In der Maskierung kommt das Unbewusste und Verdrängte ans Tageslicht, verschwimmen Realität und Utopie, werden Wünsche wahr, zeigt die Fantasie der Wirklichkeit die Zunge. Jedenfalls für einen schönen Moment tröstlicher Erkenntnis. Danach ist die Welt anders, aber nicht immer besser. Und so muss auch der Erzähler jener seltsamen Maskengeschichte erkennen, dass die vermeintlich große Liebe seines Lebens nur eine Illusion war, dass Abschied und Aufbruch das Leben nicht nur erschüttert, sondern auch erweitert. Lenz erzählt von all dem, wie man es von ihm kennt: ruhig und besonnen, unaufgeregt und heiter. Seine Erzählungen sind von Menschen bevölkert, die noch komplizierte Gedanken denken und grammatisch stimmige Sätze formulieren. Sie bellen nicht in Mobiltelefone, hantieren nicht mit Laptops, sind nicht ständig Online. Manche werden das als ein wenig altbacken abtun, aber darf Literatur nicht auch der „Entschleunigung“ des hektischen Alltags dienen und Geschichten erzählen, die sich dem modischen Zeitgeist verweigern?

Da ist zum Beispiel „Ein Entwurf“, die Geschichte über den jungen Sven, der mit dem Leben nicht klar kommt und auf einen Selbstmord zutreibt: Der Erzähler liegt im Krankenhaus neben dem Schriftsteller Fred Haller und wird Ohrenzeuge, wie Haller seiner heftig weinenden Gattin Anja den Entwurf für die traurige Geschichte des unglücklichen jungen Mannes vorliest, der bei einer Schiffstour in den Fluten versinkt.
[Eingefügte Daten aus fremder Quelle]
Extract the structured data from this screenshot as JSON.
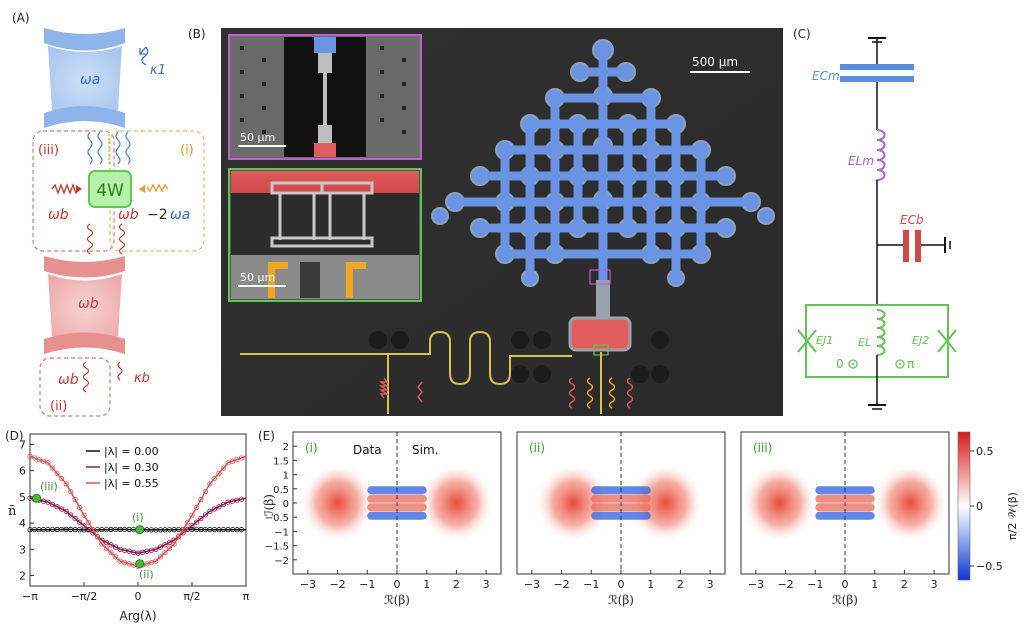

Der Ohrenzeuge hält die Geschichte für wahr und autobiografisch. Doch auf seine Frage: „War es so? Ist Sven ertrunken?“, antwortet der Autor: „Unser Sven ist bei der Geburt gestorben.“ Die Literatur ist eben mehr als Abbild und Beschreibung der Realität, sondern deren Überwindung und Veränderung.

Siegfried Lenz: Die Maske. Erzählungen. Hoffmann und Campe, Hamburg 2011, 123 S., 17,99 Euro.

Infos:
+ Siegfried Lenz, geboren am 17. März 1926 im ostpreußischen Lyck, zählt zu den bedeutenden und meistgelesenen Schriftstellern der Nachkriegs- und Gegenwartsliteratur.
+ Seine Werke werden in viele Sprachen übersetzt, sind oftmals verfilmt worden und haben mittlerweile eine Auflage von rund 30 Millionen Exemplaren.
+ Wichtige Bücher: „Es waren Habichte in der Luft“ (1951), „So zärtlich war Suleyken“ (1955), „Der Mann im Strom“ (1957), „“Deutschstunde“ (1968), „Heimatmuseum“ (1978), „Exerzierplatz“ (1985), „Fundbüro“ (2003), „Schweigeminute“ (2008).
+ Siegfried Lenz hat viele wichtige Preise erhalten, u. a. den Goethe-Preis, den Friedenspreis des Deutschen Buchhandels, den Lew-Kopelew-Preis.